Free flick: American Grindhouse



Free for you to view from Hulu.com: American Grindhouse, director Elijah Drenner's 2010 documentary about the various disreputable subgenres -- everything from nudie cuties to sci-fi cheapies, blaxploitation melodramas to blood-soaked splatter flicks -- that define exploitation cinema.

As I reported for Variety while reviewing the movie at the 2010 SXSW Film Festival, "Drenner neatly balances wink-wink irony with enthusiastic affection while employing an extensive array of film clips to illustrate the sometimes serious, sometimes snarky commentary by film historians, veteran actors and moviemakers who have produced and/or enjoyed exploitation fare... Definitions are vague and lines of demarcation are smudgy -- there's even some debate over what a true 'grindhouse' really is, or was -- but the lack of precision seems altogether appropriate for a pic about such unabashedly slapdash product."

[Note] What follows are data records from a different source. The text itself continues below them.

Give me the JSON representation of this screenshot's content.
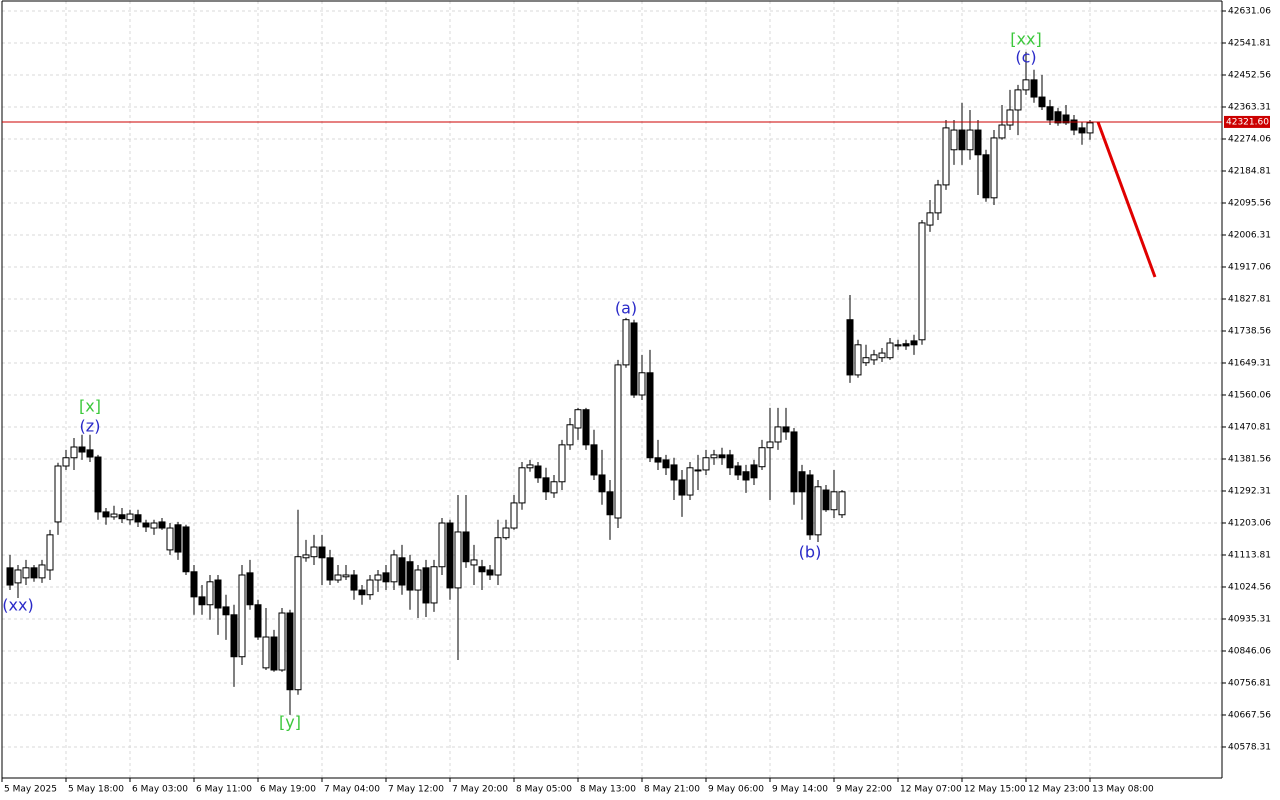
{
  "chart_data": {
    "type": "candlestick",
    "categories": [
      "5 May 2025",
      null,
      null,
      null,
      null,
      null,
      null,
      null,
      "5 May 18:00",
      null,
      null,
      null,
      null,
      null,
      null,
      null,
      "6 May 03:00",
      null,
      null,
      null,
      null,
      null,
      null,
      null,
      "6 May 11:00",
      null,
      null,
      null,
      null,
      null,
      null,
      null,
      "6 May 19:00",
      null,
      null,
      null,
      null,
      null,
      null,
      null,
      "7 May 04:00",
      null,
      null,
      null,
      null,
      null,
      null,
      null,
      "7 May 12:00",
      null,
      null,
      null,
      null,
      null,
      null,
      null,
      "7 May 20:00",
      null,
      null,
      null,
      null,
      null,
      null,
      null,
      "8 May 05:00",
      null,
      null,
      null,
      null,
      null,
      null,
      null,
      "8 May 13:00",
      null,
      null,
      null,
      null,
      null,
      null,
      null,
      "8 May 21:00",
      null,
      null,
      null,
      null,
      null,
      null,
      null,
      "9 May 06:00",
      null,
      null,
      null,
      null,
      null,
      null,
      null,
      "9 May 14:00",
      null,
      null,
      null,
      null,
      null,
      null,
      null,
      "9 May 22:00",
      null,
      null,
      null,
      null,
      null,
      null,
      null,
      "12 May 07:00",
      null,
      null,
      null,
      null,
      null,
      null,
      null,
      "12 May 15:00",
      null,
      null,
      null,
      null,
      null,
      null,
      null,
      "12 May 23:00",
      null,
      null,
      null,
      null,
      null,
      null,
      null,
      "13 May 08:00"
    ],
    "open": [
      null,
      41078,
      41036,
      41050,
      41078,
      41050,
      41072,
      41206,
      41362,
      41385,
      41415,
      41407,
      41387,
      41234,
      41220,
      41226,
      41212,
      41226,
      41203,
      41189,
      41206,
      41128,
      41198,
      41192,
      41067,
      40997,
      40975,
      41044,
      40969,
      40947,
      40830,
      41064,
      40975,
      40799,
      40885,
      40793,
      40952,
      40738,
      41106,
      41109,
      41136,
      41106,
      41044,
      41053,
      41058,
      41016,
      41003,
      41044,
      41064,
      41039,
      41106,
      41095,
      41016,
      41078,
      40980,
      41081,
      41203,
      41022,
      41178,
      41086,
      41081,
      41072,
      41058,
      41162,
      41189,
      41259,
      41357,
      41362,
      41329,
      41287,
      41318,
      41421,
      41468,
      41519,
      41421,
      41337,
      41290,
      41217,
      41644,
      41761,
      41560,
      41622,
      41385,
      41379,
      41365,
      41323,
      41281,
      41351,
      41351,
      41385,
      41393,
      41393,
      41362,
      41346,
      41365,
      41360,
      41413,
      41429,
      41471,
      41457,
      41346,
      41337,
      41170,
      41295,
      41240,
      41226,
      41770,
      41616,
      41650,
      41658,
      41664,
      41664,
      41697,
      41703,
      41711,
      41714,
      42034,
      42068,
      42146,
      42244,
      42299,
      42244,
      42299,
      42230,
      42110,
      42277,
      42313,
      42355,
      42411,
      42439,
      42391,
      42364,
      42350,
      42341,
      42327,
      42305,
      42291
    ],
    "high": [
      null,
      41114,
      41086,
      41100,
      41086,
      41100,
      41184,
      41371,
      41407,
      41440,
      41449,
      41449,
      41393,
      41245,
      41251,
      41245,
      41240,
      41240,
      41212,
      41212,
      41217,
      41203,
      41206,
      41198,
      41086,
      41030,
      41058,
      41058,
      41003,
      40975,
      41086,
      41100,
      40989,
      40966,
      40905,
      40966,
      40961,
      41240,
      41156,
      41170,
      41170,
      41128,
      41086,
      41086,
      41072,
      41030,
      41058,
      41072,
      41086,
      41128,
      41142,
      41114,
      41086,
      41100,
      41100,
      41217,
      41212,
      41281,
      41281,
      41142,
      41100,
      41086,
      41212,
      41212,
      41281,
      41373,
      41379,
      41373,
      41357,
      41337,
      41435,
      41496,
      41524,
      41524,
      41463,
      41407,
      41323,
      41658,
      41775,
      41770,
      41672,
      41686,
      41435,
      41393,
      41385,
      41351,
      41373,
      41393,
      41407,
      41407,
      41413,
      41407,
      41373,
      41365,
      41379,
      41435,
      41524,
      41524,
      41524,
      41468,
      41365,
      41351,
      41323,
      41309,
      41351,
      41295,
      41839,
      41714,
      41700,
      41686,
      41691,
      41719,
      41714,
      41714,
      41728,
      42048,
      42104,
      42160,
      42327,
      42327,
      42375,
      42355,
      42327,
      42244,
      42299,
      42369,
      42411,
      42425,
      42517,
      42467,
      42453,
      42383,
      42361,
      42369,
      42341,
      42322,
      42327
    ],
    "low": [
      null,
      41016,
      40994,
      41030,
      41039,
      41036,
      41044,
      41170,
      41351,
      41351,
      41379,
      41373,
      41212,
      41198,
      41212,
      41203,
      41198,
      41192,
      41178,
      41170,
      41184,
      41114,
      41100,
      41058,
      40947,
      40947,
      40933,
      40891,
      40877,
      40746,
      40807,
      40961,
      40877,
      40793,
      40788,
      40788,
      40668,
      40724,
      41095,
      41086,
      41030,
      41030,
      41036,
      41044,
      40989,
      40975,
      40989,
      41011,
      41016,
      41016,
      41003,
      40961,
      40938,
      40941,
      40955,
      41058,
      40989,
      40821,
      41078,
      41030,
      41016,
      41044,
      41030,
      41156,
      41184,
      41240,
      41346,
      41315,
      41267,
      41273,
      41295,
      41407,
      41435,
      41407,
      41323,
      41254,
      41156,
      41189,
      41636,
      41552,
      41546,
      41373,
      41351,
      41337,
      41267,
      41220,
      41267,
      41295,
      41337,
      41365,
      41365,
      41337,
      41323,
      41287,
      41309,
      41351,
      41267,
      41407,
      41435,
      41254,
      41212,
      41156,
      41150,
      41234,
      41217,
      41217,
      41594,
      41608,
      41641,
      41644,
      41652,
      41658,
      41686,
      41686,
      41672,
      41700,
      42015,
      42048,
      42132,
      42202,
      42202,
      42216,
      42118,
      42099,
      42090,
      42272,
      42299,
      42285,
      42397,
      42375,
      42355,
      42313,
      42311,
      42313,
      42285,
      42258,
      42272
    ],
    "close": [
      null,
      41030,
      41072,
      41078,
      41050,
      41086,
      41170,
      41362,
      41385,
      41415,
      41401,
      41387,
      41234,
      41220,
      41228,
      41215,
      41228,
      41206,
      41192,
      41203,
      41189,
      41189,
      41122,
      41067,
      40997,
      40975,
      41039,
      40966,
      40947,
      40830,
      41058,
      40975,
      40885,
      40885,
      40793,
      40952,
      40738,
      41109,
      41114,
      41136,
      41106,
      41044,
      41058,
      41058,
      41016,
      41003,
      41044,
      41058,
      41039,
      41114,
      41030,
      41016,
      41072,
      40980,
      41081,
      41203,
      41022,
      41178,
      41095,
      41100,
      41067,
      41058,
      41162,
      41189,
      41259,
      41357,
      41365,
      41329,
      41290,
      41318,
      41421,
      41477,
      41519,
      41421,
      41337,
      41290,
      41226,
      41644,
      41770,
      41560,
      41622,
      41385,
      41373,
      41357,
      41323,
      41281,
      41357,
      41351,
      41385,
      41393,
      41385,
      41357,
      41337,
      41323,
      41329,
      41413,
      41429,
      41471,
      41457,
      41290,
      41290,
      41170,
      41304,
      41240,
      41290,
      41290,
      41616,
      41700,
      41664,
      41672,
      41677,
      41705,
      41700,
      41697,
      41700,
      42040,
      42068,
      42146,
      42305,
      42299,
      42244,
      42299,
      42230,
      42110,
      42277,
      42313,
      42355,
      42411,
      42439,
      42391,
      42364,
      42327,
      42319,
      42319,
      42299,
      42291,
      42319
    ],
    "ylim": [
      40491.8,
      42661.7
    ],
    "yticks": [
      40578.31,
      40667.56,
      40756.81,
      40846.06,
      40935.31,
      41024.56,
      41113.81,
      41203.06,
      41292.31,
      41381.56,
      41470.81,
      41560.06,
      41649.31,
      41738.56,
      41827.81,
      41917.06,
      42006.31,
      42095.56,
      42184.81,
      42274.06,
      42363.31,
      42452.56,
      42541.81,
      42631.06
    ],
    "grid": true,
    "up_color": "#ffffff",
    "down_color": "#000000",
    "price_line": {
      "value": 42321.6,
      "label": "42321.60",
      "color": "#cc0000"
    },
    "annotations": [
      {
        "text": "(xx)",
        "color": "#2929c8"
      },
      {
        "text": "[x]",
        "color": "#3cc83c"
      },
      {
        "text": "(z)",
        "color": "#2929c8"
      },
      {
        "text": "[y]",
        "color": "#3cc83c"
      },
      {
        "text": "(a)",
        "color": "#2929c8"
      },
      {
        "text": "(b)",
        "color": "#2929c8"
      },
      {
        "text": "[xx]",
        "color": "#3cc83c"
      },
      {
        "text": "(c)",
        "color": "#2929c8"
      }
    ]
  }
}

Among the interviewees: Directors Jack Hill (The Big Bird Cage), Don Edmonds (Ilsa: She-Wolf of the SS), Jonathan Kaplan (Truck Turner) and Larry Cohen (Black Caesar). But wait, there's more: A few "expert witnesses" -- including filmmakers John Landis and Joe Dante -- pop up now and then to express their unabashed appreciation for these and other schlockmeisters. Indeed, Landis goes so far as to suggest that Mel Gibson's The Passion of the Christ is no better, and maybe worse, than any exploitation movie he's ever seen. No kidding.